Haltern am See. . Schuldnerberater der Diakonie: Halterner Bürger sind auffällig hoch verschuldet. Über 20 Prozent der Bürger leben in prekären Verhältnissen.

Haltern am See liegt im sogenannten „Speckgürtel“ des Ruhrgebiets. Hier dominieren einkommensstarke Haushalte, die von der Infrastruktur des Ruhrgebiets profitieren, ohne aber über Steuern zu dessen Finanzierung beizutragen. Viele Halterner pendeln ins Ruhrgebiet und zahlen die Lohn- und Einkommenssteuer vor Ort.

Aktuelle Zahlen der Creditreform bestätigen den „Speck“. Mit nur 7,26 Prozent verschuldeter Haushalte liegt die Stadt weit unter dem Schuldnerdurchschnitt des Kreises Recklinghausen von 11,97 Prozent (bundesweit 9,65 Prozent). Soweit die blanke Statistik. Allerdings: Dahinter verbergen sich erschreckende Zahlen.

Prekäre Lebenslagen

„Halterner Bürger sind auffällig hoch verschuldet“, sagt Christian Overmann, Schuldnerberater der Diakonie. Aktuell wurde eine Gesamtschuldsumme von 38 366 439 Euro erfasst, was einer Durchschnittsverschuldung von 71 712 Euro entspricht (kreisweit 27 260 Euro). „Ein Indiz, dass ehemals gut situierte und hoch kreditwürdige Haushalte aus gesunden Sozialstrukturen in prekäre Lebensverhältnisse gerutscht sind und nicht Konsumkredite Ursache für die Verschuldung sind“, so Overmann.

Selbst wenn Haltern am See von allen Kreisstädten den niedrigsten Wert verzeichnet, ist auch hier die Anzahl von 2161 auf 2261 Personen gestiegen. Hiervon befinden sich aktuell 535 Haushalte in der Schuldnerberatung des Diakonischen Werkes im Kirchenkreis Recklinghausen e. V. „Dahinter verbergen sich 1079 Personen, wovon 432 Kinder sind. Rechnet man die haushaltsangehörigen Personen hinzu, sind über 5000 Menschen in Haltern am See von Zahlungsunfähigkeit betroffen. 20 bis 25 Prozent aller Halterner Bürger leben danach in prekären Verhältnissen“, sagt Christian Overmann.

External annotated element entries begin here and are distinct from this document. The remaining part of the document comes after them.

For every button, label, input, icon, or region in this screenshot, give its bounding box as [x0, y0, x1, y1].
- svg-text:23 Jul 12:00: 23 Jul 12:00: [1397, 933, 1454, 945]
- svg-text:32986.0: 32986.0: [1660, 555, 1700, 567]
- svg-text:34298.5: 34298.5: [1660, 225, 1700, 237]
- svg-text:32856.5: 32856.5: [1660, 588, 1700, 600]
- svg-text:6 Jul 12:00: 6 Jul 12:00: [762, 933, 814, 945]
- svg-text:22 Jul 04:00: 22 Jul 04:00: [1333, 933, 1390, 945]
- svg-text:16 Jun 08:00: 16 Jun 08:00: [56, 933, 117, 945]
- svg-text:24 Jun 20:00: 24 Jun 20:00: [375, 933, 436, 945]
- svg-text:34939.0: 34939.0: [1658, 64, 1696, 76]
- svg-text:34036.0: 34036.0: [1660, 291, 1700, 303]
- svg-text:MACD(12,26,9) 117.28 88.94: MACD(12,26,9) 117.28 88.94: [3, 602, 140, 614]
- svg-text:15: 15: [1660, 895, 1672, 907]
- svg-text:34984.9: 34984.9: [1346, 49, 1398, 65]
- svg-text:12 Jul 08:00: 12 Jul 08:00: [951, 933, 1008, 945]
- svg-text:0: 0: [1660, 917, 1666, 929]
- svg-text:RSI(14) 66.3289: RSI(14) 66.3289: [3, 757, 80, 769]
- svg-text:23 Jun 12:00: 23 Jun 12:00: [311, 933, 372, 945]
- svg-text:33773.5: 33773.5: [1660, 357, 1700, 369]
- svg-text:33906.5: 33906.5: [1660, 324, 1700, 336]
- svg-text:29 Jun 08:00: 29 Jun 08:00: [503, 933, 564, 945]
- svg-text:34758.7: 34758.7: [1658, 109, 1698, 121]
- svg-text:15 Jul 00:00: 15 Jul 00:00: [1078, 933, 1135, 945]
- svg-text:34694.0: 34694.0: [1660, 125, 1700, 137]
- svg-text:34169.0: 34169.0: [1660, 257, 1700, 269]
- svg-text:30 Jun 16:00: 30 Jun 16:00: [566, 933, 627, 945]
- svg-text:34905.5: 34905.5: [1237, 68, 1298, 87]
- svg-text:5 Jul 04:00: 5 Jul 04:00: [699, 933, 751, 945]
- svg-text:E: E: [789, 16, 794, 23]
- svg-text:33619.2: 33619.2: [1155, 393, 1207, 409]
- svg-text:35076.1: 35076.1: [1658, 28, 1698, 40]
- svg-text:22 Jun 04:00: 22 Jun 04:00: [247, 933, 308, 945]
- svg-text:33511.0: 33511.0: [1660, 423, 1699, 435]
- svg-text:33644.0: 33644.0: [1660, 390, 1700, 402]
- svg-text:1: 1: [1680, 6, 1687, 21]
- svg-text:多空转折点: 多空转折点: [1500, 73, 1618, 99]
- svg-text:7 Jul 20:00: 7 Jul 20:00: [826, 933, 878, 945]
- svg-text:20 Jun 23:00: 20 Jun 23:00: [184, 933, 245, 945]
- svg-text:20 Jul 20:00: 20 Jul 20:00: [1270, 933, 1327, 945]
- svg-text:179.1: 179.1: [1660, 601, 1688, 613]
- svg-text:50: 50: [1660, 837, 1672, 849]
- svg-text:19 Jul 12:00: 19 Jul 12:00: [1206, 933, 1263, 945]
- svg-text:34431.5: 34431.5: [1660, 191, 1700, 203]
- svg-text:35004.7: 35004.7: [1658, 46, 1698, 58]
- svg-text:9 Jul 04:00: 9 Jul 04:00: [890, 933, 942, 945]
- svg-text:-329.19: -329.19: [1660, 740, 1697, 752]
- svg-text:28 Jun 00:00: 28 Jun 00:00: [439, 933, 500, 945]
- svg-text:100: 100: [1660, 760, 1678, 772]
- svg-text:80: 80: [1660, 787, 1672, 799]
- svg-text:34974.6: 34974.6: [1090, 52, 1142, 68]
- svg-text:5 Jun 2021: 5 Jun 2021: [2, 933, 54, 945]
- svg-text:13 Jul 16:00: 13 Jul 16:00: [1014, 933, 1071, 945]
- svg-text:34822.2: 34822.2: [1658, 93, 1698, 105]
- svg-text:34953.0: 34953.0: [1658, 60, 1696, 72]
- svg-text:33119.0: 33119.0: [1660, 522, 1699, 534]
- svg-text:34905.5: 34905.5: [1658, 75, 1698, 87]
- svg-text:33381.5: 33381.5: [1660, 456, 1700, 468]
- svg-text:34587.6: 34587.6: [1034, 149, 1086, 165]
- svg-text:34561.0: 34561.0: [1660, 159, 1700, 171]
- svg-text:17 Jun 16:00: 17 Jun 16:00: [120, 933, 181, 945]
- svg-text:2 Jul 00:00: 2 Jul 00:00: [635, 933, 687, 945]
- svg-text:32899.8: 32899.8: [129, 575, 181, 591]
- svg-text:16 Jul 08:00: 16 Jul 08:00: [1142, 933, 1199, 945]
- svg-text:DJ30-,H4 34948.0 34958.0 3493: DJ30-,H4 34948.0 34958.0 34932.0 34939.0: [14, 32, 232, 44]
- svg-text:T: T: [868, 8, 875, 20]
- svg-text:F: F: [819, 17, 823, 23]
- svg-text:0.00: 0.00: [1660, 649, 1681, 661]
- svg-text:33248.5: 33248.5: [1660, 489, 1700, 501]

Arbeitslosigkeit und Scheidung bleiben die Hauptursache für Überschuldung. Nur elf Prozent der Fälle trifft Eigenverschulden, so Creditreform. Diakonie-Berater Christian Overmann sieht die Entwicklung mit Sorge: „Der Wirtschaftsboom erreicht noch zu wenig die Bedürftigen. Arm und Reich driften weiter auseinander.“

Inwieweit die neuen Zahlen Einfluss auf die Pläne der Stadt haben, die Schuldnerberatung der Diakonie ab 2016 (bis 2021) nicht mehr mit jährlich 60 000 Euro zu unterstützen, lässt die Stadt zum jetzigen Zeitpunkt offen. „Wir stehen im Gespräch, ob und wie die geplante Version zum Tragen kommt“, sagt Stadtsprecher Georg Bockey und betont, dass die Stadt die Schuldnerberatung „nicht platt machen“, sondern selbst übernehmen will, um den jährlichen Zuschuss einzusparen.